Smallpox vaccines 85% effective against monkeypox

Data shows that vaccines that were used to eradicate smallpox are up to 85 percent effective against monkeypox, according to the World Health Organization (WHO).

There isn’t a specific vaccine for monkeypox, but a smallpox vaccine does offer some protection.Reuters has reported that the UK has already offered smallpox vaccines to some healthcare workers and others who may have been exposed. Some countries have large stockpiles of the smallpox vaccine as part of pandemic preparedness.

The WHO said it expects to identify more cases of monkeypox as it expands surveillance in countries where the viral disease is not typically found. As of Saturday, 92 confirmed cases and 28 suspected cases of monkeypox had been reported from 12 member states that are not endemic for the virus, the UN agency said, adding it will provide further guidance and recommendations in coming days for countries on how to mitigate the spread of monkeypox.

Many of the current cases have been identified at sexual health clinics. Early genomic sequencing of a handful of the cases in Europe has suggested a similarity with the strain that spread in a limited fashion in Britain, Israel and Singapore in 2018. David Heymann, a WHO official and an infectious disease specialist, told Reuters that it was “biologically plausible” the virus had been circulating outside of the countries where it is endemic, but had not led to major outbreaks as a result of COVID-19 lockdowns, social distancing and travel restrictions.

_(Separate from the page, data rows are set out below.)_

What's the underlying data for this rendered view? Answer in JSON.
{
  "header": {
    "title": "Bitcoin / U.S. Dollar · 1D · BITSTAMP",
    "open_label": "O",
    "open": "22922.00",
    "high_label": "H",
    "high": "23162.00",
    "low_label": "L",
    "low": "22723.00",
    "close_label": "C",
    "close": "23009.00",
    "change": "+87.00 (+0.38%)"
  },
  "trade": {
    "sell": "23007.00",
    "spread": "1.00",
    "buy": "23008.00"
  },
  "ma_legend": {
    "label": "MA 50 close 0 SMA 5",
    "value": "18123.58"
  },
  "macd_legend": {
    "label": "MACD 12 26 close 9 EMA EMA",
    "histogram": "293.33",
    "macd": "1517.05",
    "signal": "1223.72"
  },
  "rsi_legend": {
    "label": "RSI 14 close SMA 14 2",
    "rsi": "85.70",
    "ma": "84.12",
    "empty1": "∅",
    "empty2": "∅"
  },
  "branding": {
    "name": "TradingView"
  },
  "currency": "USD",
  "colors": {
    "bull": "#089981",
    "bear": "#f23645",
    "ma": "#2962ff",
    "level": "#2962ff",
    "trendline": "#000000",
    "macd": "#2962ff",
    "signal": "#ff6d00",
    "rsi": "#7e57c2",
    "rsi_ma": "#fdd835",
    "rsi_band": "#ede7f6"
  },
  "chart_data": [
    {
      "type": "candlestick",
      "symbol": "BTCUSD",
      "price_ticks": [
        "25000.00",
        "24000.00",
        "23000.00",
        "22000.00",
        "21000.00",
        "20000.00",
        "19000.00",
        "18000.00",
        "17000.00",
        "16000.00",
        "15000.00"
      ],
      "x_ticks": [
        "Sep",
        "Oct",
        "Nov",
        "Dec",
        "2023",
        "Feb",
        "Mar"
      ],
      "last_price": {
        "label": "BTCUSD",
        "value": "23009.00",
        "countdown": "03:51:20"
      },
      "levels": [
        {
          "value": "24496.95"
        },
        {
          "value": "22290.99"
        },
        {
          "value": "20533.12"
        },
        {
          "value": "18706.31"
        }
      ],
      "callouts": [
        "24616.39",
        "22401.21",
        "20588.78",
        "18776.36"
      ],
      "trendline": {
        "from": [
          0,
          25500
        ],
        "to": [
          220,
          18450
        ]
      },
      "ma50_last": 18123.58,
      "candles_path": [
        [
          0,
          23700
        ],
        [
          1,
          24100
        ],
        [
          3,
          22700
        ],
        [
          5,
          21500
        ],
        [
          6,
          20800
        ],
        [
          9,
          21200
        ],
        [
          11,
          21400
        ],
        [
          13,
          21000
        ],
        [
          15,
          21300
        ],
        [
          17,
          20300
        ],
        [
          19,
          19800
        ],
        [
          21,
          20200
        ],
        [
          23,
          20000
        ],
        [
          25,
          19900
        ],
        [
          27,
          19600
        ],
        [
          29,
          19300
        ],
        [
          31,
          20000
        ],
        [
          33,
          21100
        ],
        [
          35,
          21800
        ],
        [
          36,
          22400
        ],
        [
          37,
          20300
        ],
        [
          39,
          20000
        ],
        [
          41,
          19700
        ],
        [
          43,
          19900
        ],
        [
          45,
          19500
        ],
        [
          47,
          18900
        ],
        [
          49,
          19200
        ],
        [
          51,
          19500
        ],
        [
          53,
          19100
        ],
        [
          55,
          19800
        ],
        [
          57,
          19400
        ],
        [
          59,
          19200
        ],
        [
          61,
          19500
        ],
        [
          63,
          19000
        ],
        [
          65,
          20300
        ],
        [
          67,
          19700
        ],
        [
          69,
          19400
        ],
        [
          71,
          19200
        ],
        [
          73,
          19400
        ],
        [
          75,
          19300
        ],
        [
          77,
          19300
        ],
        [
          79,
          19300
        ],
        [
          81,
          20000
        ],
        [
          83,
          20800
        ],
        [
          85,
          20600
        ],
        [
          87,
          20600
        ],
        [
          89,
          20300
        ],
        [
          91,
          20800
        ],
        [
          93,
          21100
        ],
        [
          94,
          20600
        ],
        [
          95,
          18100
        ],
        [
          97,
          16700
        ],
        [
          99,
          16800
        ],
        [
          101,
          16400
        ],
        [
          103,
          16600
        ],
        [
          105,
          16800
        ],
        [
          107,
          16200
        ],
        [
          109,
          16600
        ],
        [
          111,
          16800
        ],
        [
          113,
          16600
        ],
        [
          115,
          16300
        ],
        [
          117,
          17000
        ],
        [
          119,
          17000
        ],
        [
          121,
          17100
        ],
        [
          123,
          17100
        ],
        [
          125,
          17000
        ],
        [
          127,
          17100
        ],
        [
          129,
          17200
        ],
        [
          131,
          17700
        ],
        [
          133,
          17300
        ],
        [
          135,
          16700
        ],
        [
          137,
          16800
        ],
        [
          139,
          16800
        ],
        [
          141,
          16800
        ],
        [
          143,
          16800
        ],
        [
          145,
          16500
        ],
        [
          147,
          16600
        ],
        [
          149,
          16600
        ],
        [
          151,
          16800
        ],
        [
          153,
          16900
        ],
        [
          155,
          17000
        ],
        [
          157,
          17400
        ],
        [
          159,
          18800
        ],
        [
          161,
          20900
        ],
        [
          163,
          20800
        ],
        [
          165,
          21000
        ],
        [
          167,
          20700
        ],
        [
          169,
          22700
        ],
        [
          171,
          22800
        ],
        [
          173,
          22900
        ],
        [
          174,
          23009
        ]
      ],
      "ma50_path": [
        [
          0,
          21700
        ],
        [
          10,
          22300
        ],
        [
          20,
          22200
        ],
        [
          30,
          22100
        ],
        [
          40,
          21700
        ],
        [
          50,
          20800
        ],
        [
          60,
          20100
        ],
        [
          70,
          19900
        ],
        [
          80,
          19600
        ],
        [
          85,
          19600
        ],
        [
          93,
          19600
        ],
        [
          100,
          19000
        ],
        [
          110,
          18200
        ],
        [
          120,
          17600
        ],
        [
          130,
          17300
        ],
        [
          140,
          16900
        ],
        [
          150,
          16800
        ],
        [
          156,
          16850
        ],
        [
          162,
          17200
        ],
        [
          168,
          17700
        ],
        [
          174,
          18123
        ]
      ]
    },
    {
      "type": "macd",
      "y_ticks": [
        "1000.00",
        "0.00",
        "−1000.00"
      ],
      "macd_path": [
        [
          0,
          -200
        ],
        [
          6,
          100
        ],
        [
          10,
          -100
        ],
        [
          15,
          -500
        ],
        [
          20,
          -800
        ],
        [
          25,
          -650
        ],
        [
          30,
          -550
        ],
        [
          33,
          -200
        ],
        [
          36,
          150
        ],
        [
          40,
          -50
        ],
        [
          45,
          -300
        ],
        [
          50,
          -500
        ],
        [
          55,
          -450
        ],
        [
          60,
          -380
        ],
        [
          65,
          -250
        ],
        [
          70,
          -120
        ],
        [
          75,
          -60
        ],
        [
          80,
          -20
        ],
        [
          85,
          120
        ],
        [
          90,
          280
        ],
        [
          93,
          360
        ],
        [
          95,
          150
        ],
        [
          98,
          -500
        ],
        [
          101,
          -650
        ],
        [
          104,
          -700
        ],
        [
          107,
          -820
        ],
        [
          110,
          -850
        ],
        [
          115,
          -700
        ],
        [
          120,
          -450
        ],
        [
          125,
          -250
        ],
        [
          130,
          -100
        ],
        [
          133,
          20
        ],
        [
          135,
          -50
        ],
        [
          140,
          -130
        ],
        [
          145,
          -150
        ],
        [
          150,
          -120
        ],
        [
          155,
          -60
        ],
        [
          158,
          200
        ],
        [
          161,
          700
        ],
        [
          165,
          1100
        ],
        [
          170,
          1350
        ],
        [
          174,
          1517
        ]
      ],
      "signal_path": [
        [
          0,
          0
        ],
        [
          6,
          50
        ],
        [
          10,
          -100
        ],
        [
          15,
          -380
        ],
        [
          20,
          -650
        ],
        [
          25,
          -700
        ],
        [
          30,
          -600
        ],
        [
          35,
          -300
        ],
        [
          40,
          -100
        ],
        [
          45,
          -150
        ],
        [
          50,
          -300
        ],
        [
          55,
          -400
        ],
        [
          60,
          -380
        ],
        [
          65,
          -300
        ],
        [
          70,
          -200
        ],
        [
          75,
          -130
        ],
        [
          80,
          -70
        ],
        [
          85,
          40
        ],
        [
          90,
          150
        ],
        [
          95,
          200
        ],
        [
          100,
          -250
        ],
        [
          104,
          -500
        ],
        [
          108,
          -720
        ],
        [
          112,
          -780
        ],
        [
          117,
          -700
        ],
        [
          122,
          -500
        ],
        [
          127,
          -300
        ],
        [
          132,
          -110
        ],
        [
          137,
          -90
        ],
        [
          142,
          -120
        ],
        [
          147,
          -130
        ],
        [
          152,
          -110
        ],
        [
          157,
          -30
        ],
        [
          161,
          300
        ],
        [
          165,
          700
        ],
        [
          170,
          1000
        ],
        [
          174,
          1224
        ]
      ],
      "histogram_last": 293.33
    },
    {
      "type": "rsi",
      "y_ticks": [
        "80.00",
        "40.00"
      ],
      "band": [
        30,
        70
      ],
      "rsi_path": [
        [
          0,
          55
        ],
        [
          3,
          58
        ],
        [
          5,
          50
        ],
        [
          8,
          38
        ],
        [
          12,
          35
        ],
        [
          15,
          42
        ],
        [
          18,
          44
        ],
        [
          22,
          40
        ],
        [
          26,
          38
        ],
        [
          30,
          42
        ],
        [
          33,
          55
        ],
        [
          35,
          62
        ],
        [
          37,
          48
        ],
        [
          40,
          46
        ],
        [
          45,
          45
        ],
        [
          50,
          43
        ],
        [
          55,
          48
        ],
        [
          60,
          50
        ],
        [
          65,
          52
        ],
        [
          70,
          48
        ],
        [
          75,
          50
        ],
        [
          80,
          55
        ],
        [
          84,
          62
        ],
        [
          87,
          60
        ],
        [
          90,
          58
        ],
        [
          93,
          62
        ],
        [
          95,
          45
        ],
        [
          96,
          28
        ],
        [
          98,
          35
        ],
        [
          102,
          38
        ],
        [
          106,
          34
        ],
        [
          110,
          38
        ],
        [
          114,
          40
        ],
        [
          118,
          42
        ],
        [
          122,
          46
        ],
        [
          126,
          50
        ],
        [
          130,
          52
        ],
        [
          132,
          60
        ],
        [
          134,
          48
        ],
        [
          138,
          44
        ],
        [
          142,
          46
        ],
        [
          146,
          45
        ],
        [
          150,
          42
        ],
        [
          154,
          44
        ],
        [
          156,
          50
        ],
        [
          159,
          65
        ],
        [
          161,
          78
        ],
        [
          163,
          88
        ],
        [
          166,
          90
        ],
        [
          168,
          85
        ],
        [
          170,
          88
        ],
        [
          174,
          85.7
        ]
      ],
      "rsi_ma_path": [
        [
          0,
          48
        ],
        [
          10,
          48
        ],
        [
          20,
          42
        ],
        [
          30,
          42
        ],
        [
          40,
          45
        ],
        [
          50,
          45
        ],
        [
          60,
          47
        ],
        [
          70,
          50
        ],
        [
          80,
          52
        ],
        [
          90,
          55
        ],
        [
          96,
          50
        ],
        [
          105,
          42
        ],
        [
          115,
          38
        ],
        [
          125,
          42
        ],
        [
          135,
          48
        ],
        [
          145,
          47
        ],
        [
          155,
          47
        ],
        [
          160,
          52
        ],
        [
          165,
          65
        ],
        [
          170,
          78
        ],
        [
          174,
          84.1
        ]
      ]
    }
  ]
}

The risk to the general public is low at this time, a senior U.S. public health official said on Friday. Monkeypox is a virus that can cause symptoms including fever and aches, and presents with a distinctive bumpy rash. It is related to smallpox, but is usually milder. It is spread by close physical contact with someone who has an active rash, so it can be relatively easily contained through such measures as self-isolation and hygiene.

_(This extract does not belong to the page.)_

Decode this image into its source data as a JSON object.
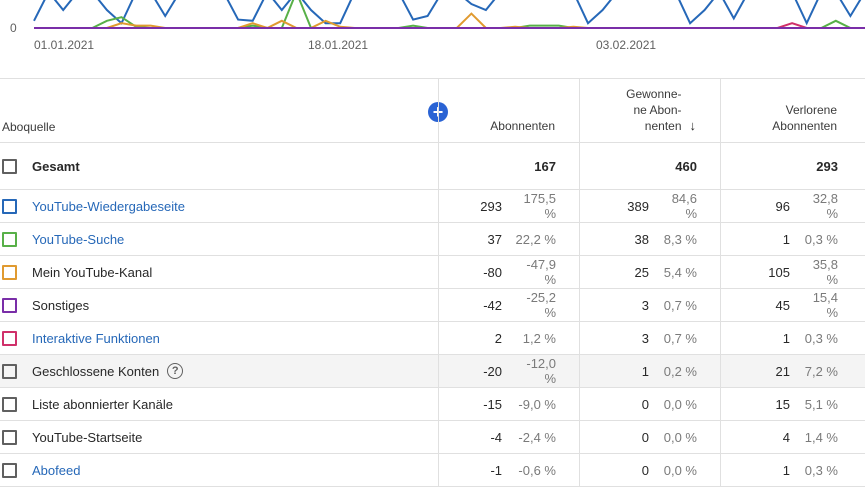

Heymann said that the monkeypox outbreak did not resemble the early days of the COVID-19 pandemic because it does not transmit as easily. “There are vaccines available, but the most important message is, you can protect yourself,” he added. “COVID is spread by respiratory route and is highly infectious. This doesn’t appear to be the case with the monkeypox,” said Dr Martin Hirsch of Massachusetts General Hospital.

The recent outbreaks reported are atypical, according to the WHO, as they are occurring in countries where the virus does not regularly circulate. Scientists are seeking to understand the origin of the current cases and whether anything about the virus has changed. Most of the cases reported so far have been detected in the UK, Spain and Portugal. There have also been cases in Canada and Australia, and a single case of monkeypox was confirmed in Boston, with public health officials saying more cases are likely to turn up in the United States. WHO officials have expressed concern that more infections could arise as people gather for festivals, parties and holidays during the coming summer months in Europe and elsewhere.